Update 7/14/14: I began my horse on the Countdown to Broke program three weeks ago and I am fascinated with the results so far! Yes, we completed all 500 inside turns and then some! My horse got softer and softer each time! It's absolutely daunting when you first read that in the book and you wonder how you'll ever get to that point with your horse. The trick is to complete them over the course of a few days. Start small, and as your horse becomes more attuned to your cue, he/she will get faster, softer, more sensitive, and more accurate at it! Make sure you continue to give your horse a break; I did 4-5 sets of 20 turns, with a break after each set, and my horse did very well with it.
Update 1/12/15: I've still been working my horse and training according to this book. I re-read lessons before starting and study the book well at least 3-4 times per week. My horse and I are currently working on Lesson 23 and are on Day 31 of training. Although I don't have the time to work every exercise every day (and we'd probably be much further along by now if we had the time), I still take time out on the weekends with my horse to review a current lesson or begin teaching something new. Some things, like the head-down cue, I was able to continue teaching every time I haltered my horse to turn her out or bring her in. I've been keeping a training blog since day 1 on our successes and failures. I still love that this book gives you options and corrections if you're not succeeding. I've been telling all my friends about this book! Training a horse is not rocket science, and Mr. Patrick makes this clear to everyone. Of course, there will be some horses who need problems corrected by a trainer, but for the average horse owner with the average young or green horse, this book is a gem! I wish I could give it 100 stars!
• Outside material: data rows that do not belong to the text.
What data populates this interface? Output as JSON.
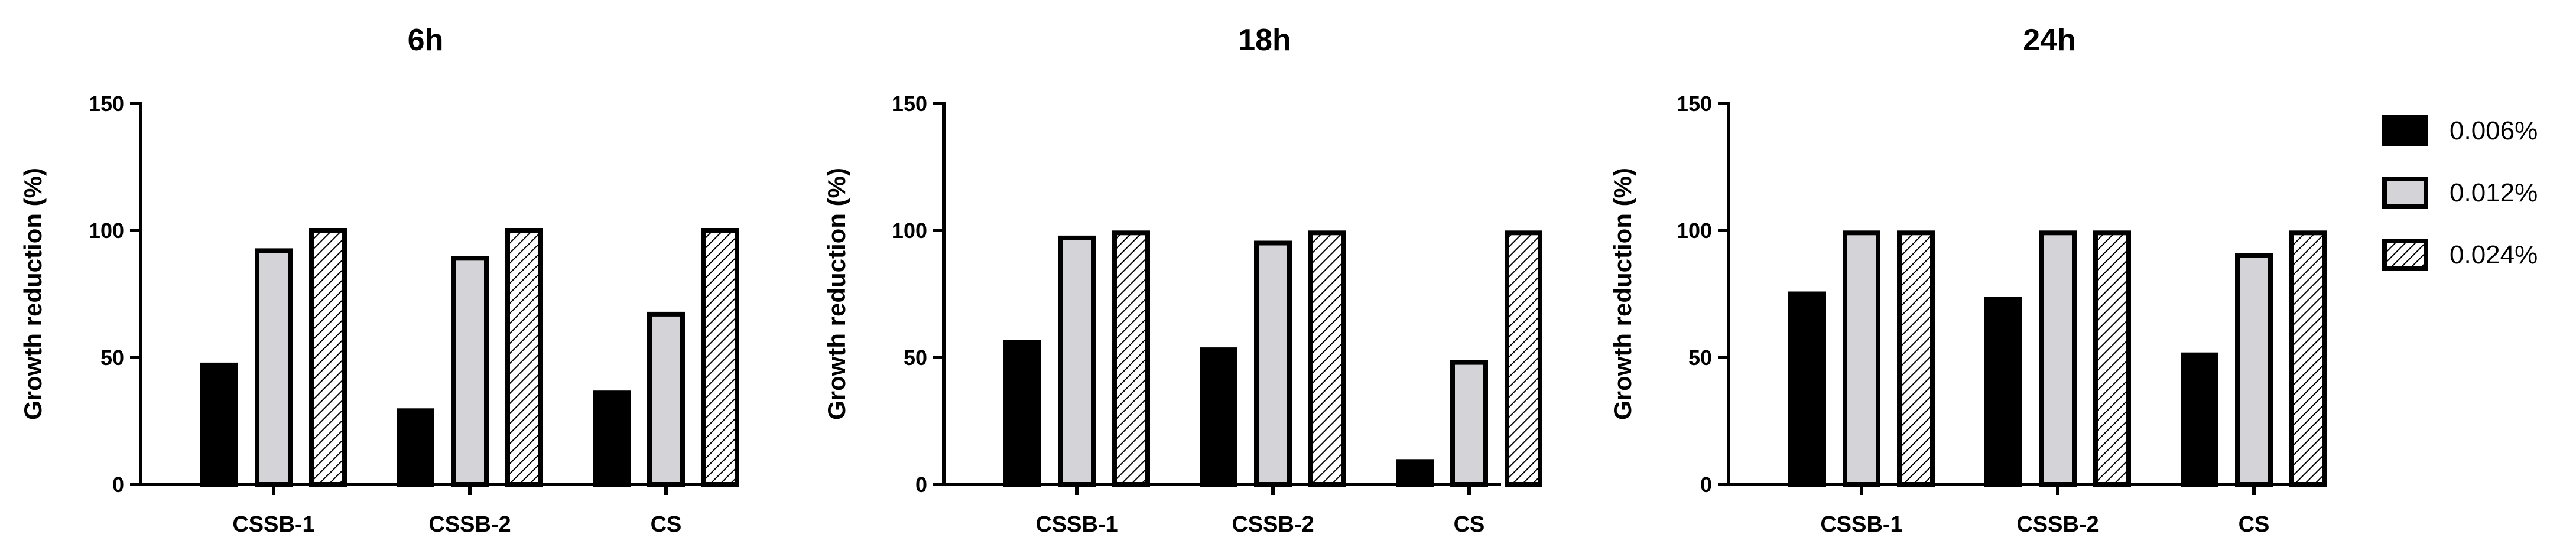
{
  "chart_data": [
    {
      "type": "bar",
      "title": "6h",
      "ylabel": "Growth reduction (%)",
      "xlabel": "",
      "ylim": [
        0,
        150
      ],
      "yticks": [
        0,
        50,
        100,
        150
      ],
      "categories": [
        "CSSB-1",
        "CSSB-2",
        "CS"
      ],
      "series": [
        {
          "name": "0.006%",
          "values": [
            47,
            29,
            36
          ]
        },
        {
          "name": "0.012%",
          "values": [
            92,
            89,
            67
          ]
        },
        {
          "name": "0.024%",
          "values": [
            100,
            100,
            100
          ]
        }
      ]
    },
    {
      "type": "bar",
      "title": "18h",
      "ylabel": "Growth reduction (%)",
      "xlabel": "",
      "ylim": [
        0,
        150
      ],
      "yticks": [
        0,
        50,
        100,
        150
      ],
      "categories": [
        "CSSB-1",
        "CSSB-2",
        "CS"
      ],
      "series": [
        {
          "name": "0.006%",
          "values": [
            56,
            53,
            9
          ]
        },
        {
          "name": "0.012%",
          "values": [
            97,
            95,
            48
          ]
        },
        {
          "name": "0.024%",
          "values": [
            99,
            99,
            99
          ]
        }
      ]
    },
    {
      "type": "bar",
      "title": "24h",
      "ylabel": "Growth reduction (%)",
      "xlabel": "",
      "ylim": [
        0,
        150
      ],
      "yticks": [
        0,
        50,
        100,
        150
      ],
      "categories": [
        "CSSB-1",
        "CSSB-2",
        "CS"
      ],
      "series": [
        {
          "name": "0.006%",
          "values": [
            75,
            73,
            51
          ]
        },
        {
          "name": "0.012%",
          "values": [
            99,
            99,
            90
          ]
        },
        {
          "name": "0.024%",
          "values": [
            99,
            99,
            99
          ]
        }
      ]
    }
  ],
  "legend": {
    "position": "right",
    "items": [
      {
        "label": "0.006%",
        "fill": "solid",
        "color": "#000000"
      },
      {
        "label": "0.012%",
        "fill": "solid",
        "color": "#d3d3d8"
      },
      {
        "label": "0.024%",
        "fill": "hatched",
        "color": "#ffffff"
      }
    ]
  },
  "colors": {
    "series_0": "#000000",
    "series_1": "#d3d3d8",
    "hatch_bg": "#ffffff",
    "hatch_line": "#000000",
    "outline": "#000000"
  }
}
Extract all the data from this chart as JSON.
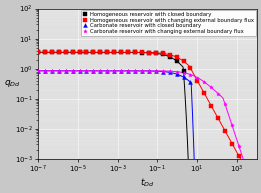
{
  "legend": [
    "Homogeneous reservoir with closed boundary",
    "Homogeneous reservoir with changing external boundary flux",
    "Carbonate reservoir with closed boundary",
    "Carbonate reservoir with changing external boundary flux"
  ],
  "colors": [
    "black",
    "red",
    "blue",
    "magenta"
  ],
  "markers": [
    "s",
    "s",
    "^",
    "*"
  ],
  "bg_color": "#e0e0e0",
  "fig_color": "#c8c8c8",
  "xlim": [
    1e-07,
    10000.0
  ],
  "ylim": [
    0.001,
    100.0
  ],
  "xlabel": "t_{Dd}",
  "ylabel": "q_{Dd}",
  "n_markers": 32,
  "lw": 0.7,
  "ms": 2.8
}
Sean does a great job breaking down the early ground work, but there is absolutely nothing new from anything anyone else teaches.
It really looks like a solid program for a prospective reining horse, but I wish they would state that in the description both in the ad and on the DVD cover. It's misleading otherwise.
He uses a horse that looks as if it's already been through his program, so there's no good illustration of how to handle any problems that may arise. I've been training for 40 years and have maybe had a small handful horses in all that time that don't have some issue at some point.
Once he starts in-saddle work, it's geared for reining patterns and other similar disciplines. It's really not useful for other disciplines. For example, I'd never teach a train horse to back up rapidly on a verbal "whoa" command. I'd want it to stop. Not go backward. That could be a pretty bad thing on a technical trail. Work involving seat and rein aids are totally useless for anyone riding English.
Each disc has a significant number of ads for land, equipment, whatever. I don't PAY for a DVD set to sit through ads. That really ticked me off.